Knowing that homelessness is primarily an issue of housing access, it becomes obvious that our history of housing discrimination is a direct cause for this disparity. In the last century alone, explicit and implicit practices of housing discrimination have left black Americans more vulnerable than any other people-group to housing insecurity. White soldiers returning home from the Second World War were greeted with easy access to no-money-down, low-interest loans to purchase or renovate homes, while Black soldiers’ access to the same loans was severely restricted. The practice of redlining, too, highlighted a national strategy of racial segregation by denying loans and preventing investment that would go toward renovations and community development in non-white neighborhoods. The neighborhood in which I now live was commended in 1940 by the California Real Estate Association as “being worthy of singular praise in its utilization of measures to keep it a ‘100 percent Caucasian Race Community.’”
While the Fair Housing Act of 1968 outlawed outright racial discrimination in housing, data shows that discrimination still occurs to this day. A peer-reviewed study on rental discrimination in 2003 showed that a black applicant with no criminal background is less likely to get a call back on an application than a white applicant with one. In December 2021, the Austin family, a black couple, had their San Francisco home appraised at just under $1 million. Believing this to be an undervaluation, they removed all family photos from the home and asked their white friend to pose as the owner. The new appraisal came in just under $1.5 million.
For the past century, as each generation of black Americans has been systematically denied equal access to homeownership, millions of white Americans have enjoyed generous government subsidies to secure property and its accompanying advantages. Housing subsidies have been a historic benefit for those who have been deemed worth investing in—through federally-backed low-interest loans, property tax deductions, and several other tax incentives.

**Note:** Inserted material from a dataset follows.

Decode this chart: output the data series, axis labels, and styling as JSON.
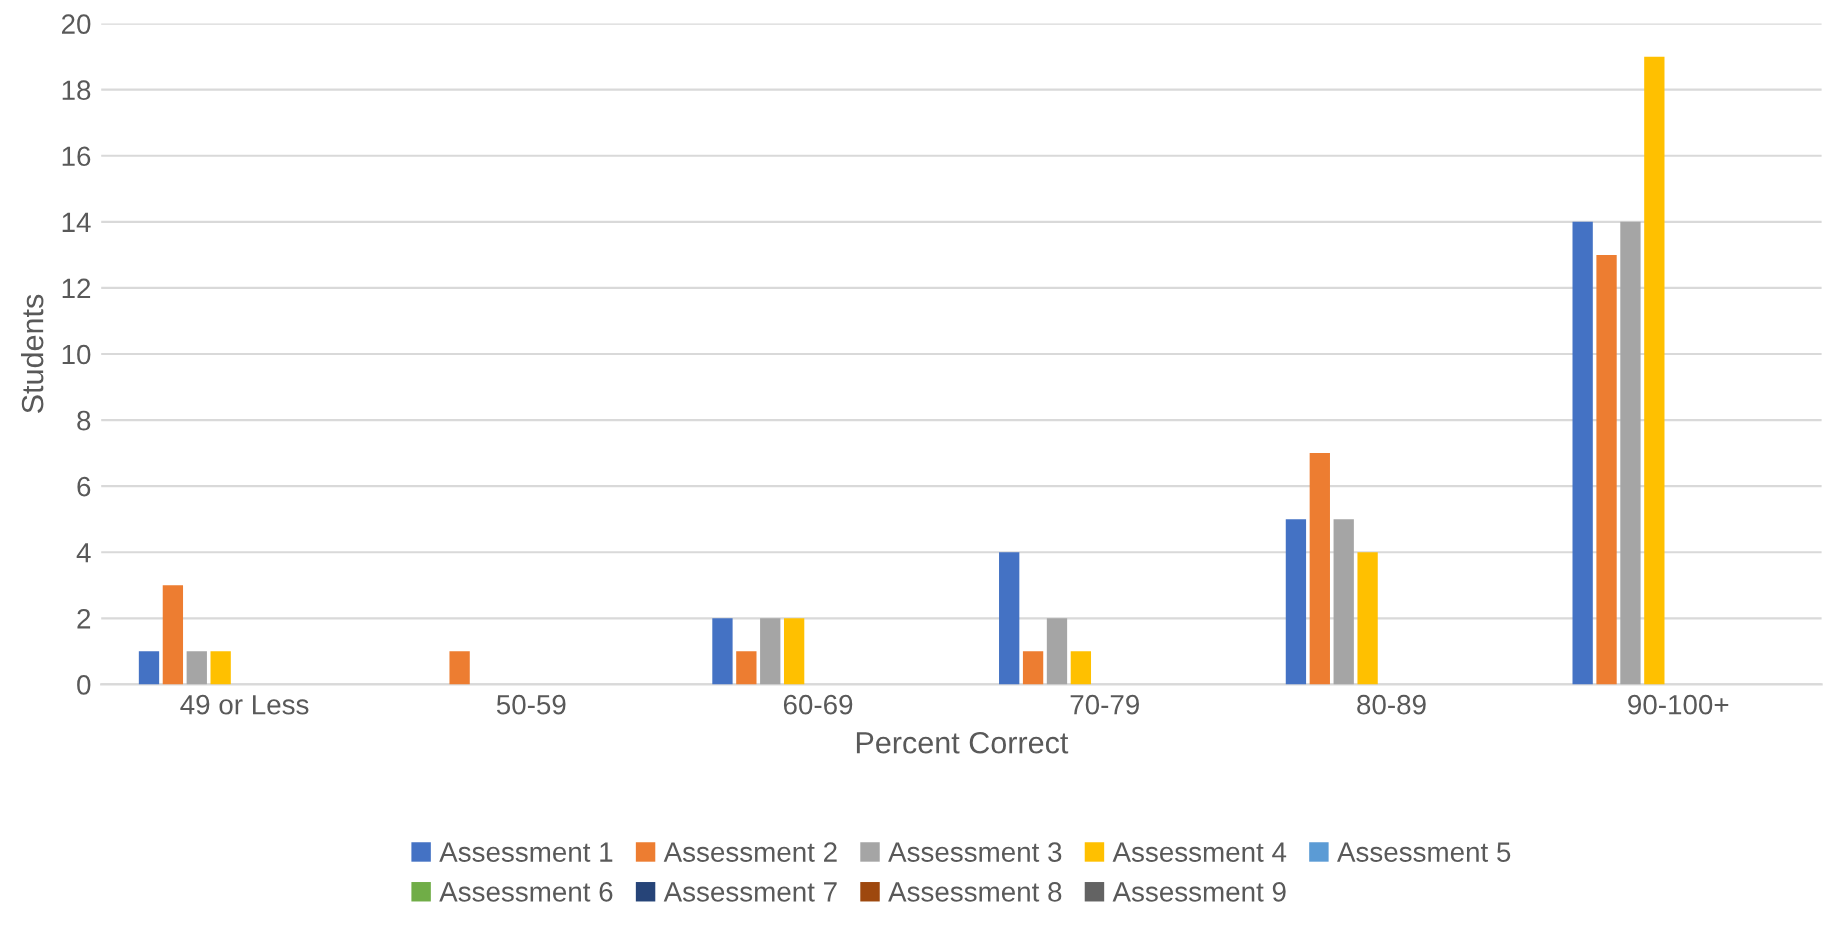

The irony here is that so often we reject the idea of subsidizing housing for the poor based on a belief that people shouldn’t receive handouts. And yet, in 2018 (the most recent year for which this data is available), the federal government lost out on over $143 billion to homeowner deductions and benefits while spending less than $50 billion for rental assistance, public housing, and housing assistance grants altogether. 71 percent of white Americans own their home, compared to only 42 percent of Black Americans.

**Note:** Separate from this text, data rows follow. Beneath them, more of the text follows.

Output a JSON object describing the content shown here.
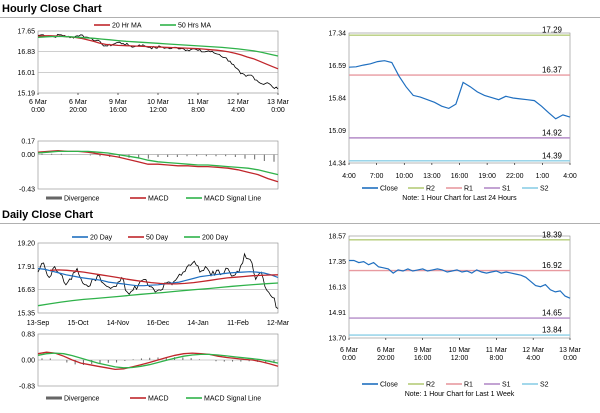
{
  "hourly_title": "Hourly Close Chart",
  "daily_title": "Daily Close Chart",
  "colors": {
    "close": "#1f6fc0",
    "ma_short": "#c0262b",
    "ma_long": "#2fb24a",
    "r2": "#b5cc7a",
    "r1": "#e89aa0",
    "s1": "#b48cc8",
    "s2": "#8ccfe6",
    "divergence": "#666666",
    "macd": "#c0262b",
    "signal": "#2fb24a",
    "price_black": "#000000"
  },
  "chart_data": [
    {
      "id": "hourly-price",
      "type": "line",
      "legend": [
        "20 Hr MA",
        "50 Hrs MA"
      ],
      "y_ticks": [
        "17.65",
        "16.83",
        "16.01",
        "15.19"
      ],
      "ylim": [
        15.19,
        17.65
      ],
      "x_ticks": [
        [
          "6 Mar",
          "0:00"
        ],
        [
          "6 Mar",
          "20:00"
        ],
        [
          "9 Mar",
          "16:00"
        ],
        [
          "10 Mar",
          "12:00"
        ],
        [
          "11 Mar",
          "8:00"
        ],
        [
          "12 Mar",
          "4:00"
        ],
        [
          "13 Mar",
          "0:00"
        ]
      ],
      "close": [
        17.48,
        17.5,
        17.46,
        17.42,
        17.5,
        17.47,
        17.38,
        17.44,
        17.5,
        17.41,
        17.36,
        17.28,
        17.12,
        17.05,
        17.12,
        17.2,
        17.15,
        17.08,
        17.02,
        17.1,
        17.06,
        17.0,
        16.98,
        17.03,
        16.98,
        16.95,
        17.0,
        16.96,
        16.9,
        16.94,
        16.88,
        16.82,
        16.86,
        16.78,
        16.72,
        16.6,
        16.45,
        16.2,
        15.95,
        15.85,
        15.9,
        15.7,
        15.55,
        15.6,
        15.42,
        15.35
      ],
      "ma20": [
        17.45,
        17.46,
        17.46,
        17.45,
        17.44,
        17.42,
        17.4,
        17.36,
        17.3,
        17.24,
        17.17,
        17.12,
        17.1,
        17.08,
        17.07,
        17.06,
        17.05,
        17.04,
        17.03,
        17.02,
        17.01,
        17.0,
        16.99,
        16.98,
        16.97,
        16.96,
        16.95,
        16.93,
        16.91,
        16.89,
        16.86,
        16.82,
        16.77,
        16.7,
        16.62,
        16.55,
        16.45,
        16.35,
        16.25,
        16.15
      ],
      "ma50": [
        17.4,
        17.42,
        17.43,
        17.43,
        17.42,
        17.4,
        17.38,
        17.36,
        17.33,
        17.3,
        17.27,
        17.24,
        17.22,
        17.2,
        17.18,
        17.16,
        17.14,
        17.12,
        17.1,
        17.08,
        17.06,
        17.04,
        17.02,
        17.0,
        16.97,
        16.94,
        16.9,
        16.86,
        16.8,
        16.73,
        16.66
      ]
    },
    {
      "id": "hourly-macd",
      "type": "bar",
      "y_ticks": [
        "0.17",
        "0.00",
        "-0.43"
      ],
      "ylim": [
        -0.43,
        0.17
      ],
      "legend": [
        "Divergence",
        "MACD",
        "MACD Signal Line"
      ],
      "macd": [
        0.03,
        0.04,
        0.05,
        0.04,
        0.04,
        0.03,
        0.01,
        -0.01,
        -0.03,
        -0.06,
        -0.09,
        -0.12,
        -0.12,
        -0.13,
        -0.14,
        -0.14,
        -0.15,
        -0.15,
        -0.16,
        -0.17,
        -0.19,
        -0.22,
        -0.25,
        -0.3,
        -0.34
      ],
      "signal": [
        0.02,
        0.03,
        0.04,
        0.04,
        0.04,
        0.04,
        0.03,
        0.02,
        0.0,
        -0.02,
        -0.04,
        -0.07,
        -0.09,
        -0.1,
        -0.11,
        -0.12,
        -0.13,
        -0.13,
        -0.14,
        -0.15,
        -0.16,
        -0.17,
        -0.19,
        -0.22,
        -0.25
      ],
      "divergence": [
        0.01,
        0.01,
        0.01,
        0.0,
        0.0,
        -0.01,
        -0.02,
        -0.03,
        -0.03,
        -0.04,
        -0.05,
        -0.05,
        -0.03,
        -0.03,
        -0.03,
        -0.02,
        -0.02,
        -0.02,
        -0.02,
        -0.02,
        -0.03,
        -0.05,
        -0.06,
        -0.08,
        -0.09
      ]
    },
    {
      "id": "hourly-levels",
      "type": "line",
      "y_ticks": [
        "17.34",
        "16.59",
        "15.84",
        "15.09",
        "14.34"
      ],
      "ylim": [
        14.34,
        17.34
      ],
      "x_ticks": [
        "4:00",
        "7:00",
        "10:00",
        "13:00",
        "16:00",
        "19:00",
        "22:00",
        "1:00",
        "4:00"
      ],
      "close": [
        16.55,
        16.56,
        16.6,
        16.63,
        16.68,
        16.7,
        16.66,
        16.35,
        16.1,
        15.9,
        15.86,
        15.8,
        15.74,
        15.65,
        15.6,
        15.7,
        16.2,
        16.1,
        15.98,
        15.9,
        15.85,
        15.8,
        15.88,
        15.84,
        15.82,
        15.8,
        15.78,
        15.65,
        15.5,
        15.36,
        15.45,
        15.4
      ],
      "levels": {
        "r2": "17.29",
        "r1": "16.37",
        "s1": "14.92",
        "s2": "14.39"
      },
      "legend": [
        "Close",
        "R2",
        "R1",
        "S1",
        "S2"
      ],
      "note": "Note: 1 Hour Chart for Last 24 Hours"
    },
    {
      "id": "daily-price",
      "type": "line",
      "legend": [
        "20 Day",
        "50 Day",
        "200 Day"
      ],
      "y_ticks": [
        "19.20",
        "17.91",
        "16.63",
        "15.35"
      ],
      "ylim": [
        15.35,
        19.2
      ],
      "x_ticks": [
        "13-Sep",
        "15-Oct",
        "14-Nov",
        "16-Dec",
        "14-Jan",
        "11-Feb",
        "12-Mar"
      ],
      "close": [
        17.6,
        18.1,
        17.3,
        17.9,
        17.5,
        16.9,
        17.2,
        17.8,
        17.0,
        16.8,
        17.2,
        17.4,
        16.9,
        16.7,
        16.8,
        17.3,
        16.5,
        16.6,
        16.9,
        17.2,
        16.8,
        16.5,
        16.6,
        17.0,
        16.9,
        17.3,
        17.6,
        18.0,
        18.2,
        17.6,
        17.9,
        17.4,
        17.7,
        17.5,
        17.8,
        17.4,
        17.6,
        18.6,
        18.3,
        17.2,
        17.6,
        16.6,
        16.2,
        15.6
      ],
      "ma20": [
        17.8,
        17.75,
        17.65,
        17.55,
        17.45,
        17.38,
        17.3,
        17.25,
        17.2,
        17.15,
        17.05,
        17.0,
        16.95,
        16.9,
        16.85,
        16.85,
        16.88,
        16.9,
        16.95,
        17.0,
        17.05,
        17.15,
        17.25,
        17.35,
        17.4,
        17.45,
        17.5,
        17.55,
        17.58,
        17.6,
        17.62,
        17.6,
        17.55,
        17.45,
        17.3
      ],
      "ma50": [
        17.7,
        17.72,
        17.7,
        17.65,
        17.6,
        17.52,
        17.45,
        17.38,
        17.3,
        17.22,
        17.15,
        17.08,
        17.02,
        16.98,
        16.95,
        16.95,
        16.98,
        17.02,
        17.08,
        17.15,
        17.22,
        17.28,
        17.32,
        17.36,
        17.4,
        17.42,
        17.44,
        17.45
      ],
      "ma200": [
        15.75,
        15.85,
        15.95,
        16.03,
        16.1,
        16.15,
        16.2,
        16.26,
        16.32,
        16.38,
        16.43,
        16.48,
        16.54,
        16.6,
        16.65,
        16.7,
        16.76,
        16.82,
        16.87,
        16.92,
        16.96,
        17.0
      ]
    },
    {
      "id": "daily-macd",
      "type": "bar",
      "y_ticks": [
        "0.83",
        "0.00",
        "-0.83"
      ],
      "ylim": [
        -0.83,
        0.83
      ],
      "legend": [
        "Divergence",
        "MACD",
        "MACD Signal Line"
      ],
      "macd": [
        0.2,
        0.25,
        0.22,
        0.12,
        0.0,
        -0.1,
        -0.15,
        -0.2,
        -0.25,
        -0.3,
        -0.28,
        -0.22,
        -0.15,
        -0.08,
        0.0,
        0.08,
        0.15,
        0.2,
        0.22,
        0.2,
        0.18,
        0.12,
        0.08,
        0.05,
        0.02,
        0.0,
        -0.05,
        -0.12,
        -0.2
      ],
      "signal": [
        0.15,
        0.2,
        0.22,
        0.2,
        0.14,
        0.06,
        -0.02,
        -0.1,
        -0.16,
        -0.22,
        -0.25,
        -0.24,
        -0.2,
        -0.15,
        -0.08,
        -0.01,
        0.06,
        0.12,
        0.16,
        0.18,
        0.18,
        0.16,
        0.13,
        0.1,
        0.07,
        0.04,
        0.01,
        -0.04,
        -0.1
      ],
      "divergence": [
        0.05,
        0.05,
        0.0,
        -0.08,
        -0.14,
        -0.16,
        -0.13,
        -0.1,
        -0.09,
        -0.08,
        -0.03,
        0.02,
        0.05,
        0.07,
        0.08,
        0.09,
        0.09,
        0.08,
        0.06,
        0.02,
        0.0,
        -0.04,
        -0.05,
        -0.05,
        -0.05,
        -0.04,
        -0.06,
        -0.08,
        -0.1
      ]
    },
    {
      "id": "daily-levels",
      "type": "line",
      "y_ticks": [
        "18.57",
        "17.35",
        "16.13",
        "14.91",
        "13.70"
      ],
      "ylim": [
        13.7,
        18.57
      ],
      "x_ticks": [
        [
          "6 Mar",
          "0:00"
        ],
        [
          "6 Mar",
          "20:00"
        ],
        [
          "9 Mar",
          "16:00"
        ],
        [
          "10 Mar",
          "12:00"
        ],
        [
          "11 Mar",
          "8:00"
        ],
        [
          "12 Mar",
          "4:00"
        ],
        [
          "13 Mar",
          "0:00"
        ]
      ],
      "close": [
        17.4,
        17.4,
        17.3,
        17.35,
        17.2,
        17.3,
        17.1,
        17.05,
        17.0,
        16.8,
        16.95,
        16.9,
        17.0,
        16.9,
        16.95,
        17.0,
        16.9,
        16.95,
        17.0,
        16.95,
        16.85,
        16.9,
        16.95,
        16.85,
        16.9,
        16.8,
        16.95,
        16.85,
        16.8,
        16.85,
        16.9,
        16.8,
        16.85,
        16.8,
        16.75,
        16.7,
        16.6,
        16.4,
        16.2,
        16.15,
        16.25,
        16.0,
        15.9,
        15.95,
        15.7,
        15.6
      ],
      "levels": {
        "r2": "18.39",
        "r1": "16.92",
        "s1": "14.65",
        "s2": "13.84"
      },
      "legend": [
        "Close",
        "R2",
        "R1",
        "S1",
        "S2"
      ],
      "note": "Note: 1 Hour Chart for Last 1 Week"
    }
  ]
}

The ongoing practice of housing discrimination means that Black people are more likely to be renters, more likely to be rent-burdened (paying more than 30 percent of their income on rent), and therefore at greater risk of homelessness. Because housing discrimination has affected multiple generations, many Black people on the brink of homelessness are unable to count on support from their community. I’ve been on the phone as people reconnect with family members who desperately wish they could take in their child or sibling, but who can’t afford to because they themselves rely on subsidies such as Section 8, which carry strict rules against additional occupants, regardless of family status.
Understanding how this came to be is the first step in addressing it. Rooting out racism in its many forms in ourselves, in our churches and programs, and in our laws is the next step. We can mourn the realities for how they exist, but we must do more than that—taking up the cause of intentionally reversing these trends.